Clem Richardson – NY Daily News
Devorah Benjamin has a simple reason why she, Shmuly Brashevitzky and a host of volunteers work so hard to “make” memorable weddings for Lubavitcher Jewish couples who can’t afford to do it themselves.
“The wedding is the foundation of a life, of a home,” Benjamin said. “It’s the beginning of everything, your children, your grandchildren.
“When you lay a foundation of a home, you want it to be really strong.”
Benjamin, 37, founder of Keren Simchas Chosson V’Kallah (Fund to Bring Joy to the Groom and Bride) in Crown Heights, Brooklyn, knows about weddings.
The mother of two conservatively estimates that she’s either coordinated or otherwise been involved in more than 4,000 Lubavitcher weddings around the world since founding KSCVK some 15 years ago.
“I bet it’s much more than that,” said Brashevitzky, 44, KSCVK’s program director.
“Some weeks I can have five weddings in which I am running the show,” Benjamin said as workmen bustled about a banquet hall in the Talmudical Seminary Oholei on Eastern Parkway. They were setting up for a wedding taking place later that night, on what would have been the late Grand Rebbi Menachem Schneerson’s 81st wedding anniversary.

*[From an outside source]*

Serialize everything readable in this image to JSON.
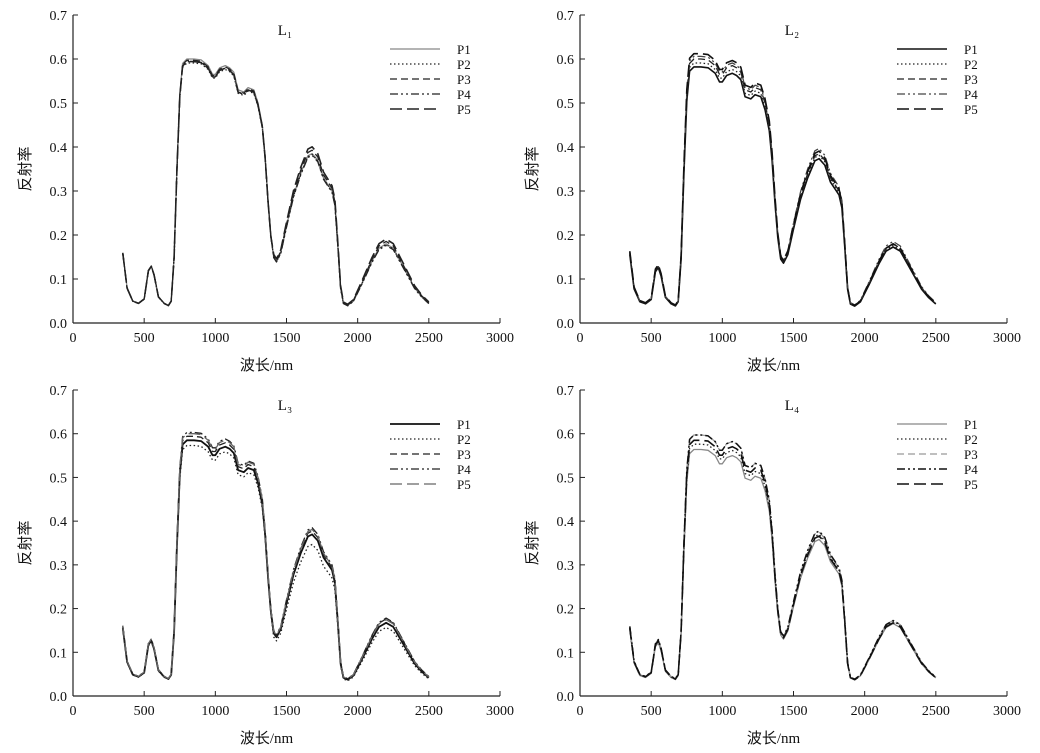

“Tonight I am the coordinator, but I’ve been involved in weddings in Russia, the Ukraine, Vilna [Lithuania], France, Sweden, Denmark, England, Australia, Israel, and all over the United States.
“I’m going to Grand Rapids, Mich., to do one, I just got back from Alabama, and I go to Washington, D.C., for another next week.”
KSCVK helps couples and families with everything wedding related, from finding a location, musicians, caterers and photographers, to buying a suit for the groom or a wedding present for the groom to give to his bride.
“I have a man who donates pearl necklaces to KSCVK for grooms to give their brides,” Benjamin said. “I don’t know how he does it, but every time I get down to the last one, here comes another box of necklaces.”
Clients run the gamut, from working families who don’t have the thousands of dollars to put into a wedding, to families who marry several children off in a year, to “orphans” – men or women with one or both parents deceased.
Since many Lubavitcher marriages are arranged, often between couples living in different countries, some brides and grooms arrive here without money even for wedding clothes.
“A lot of the boys from Israel and Russia just don’t have money,” said Brashevitzky. “We give them the full wardrobe.”
Even weddings with a foreign-born bride or groom can have hundreds of people present as community members show up to welcome the couple into the fold.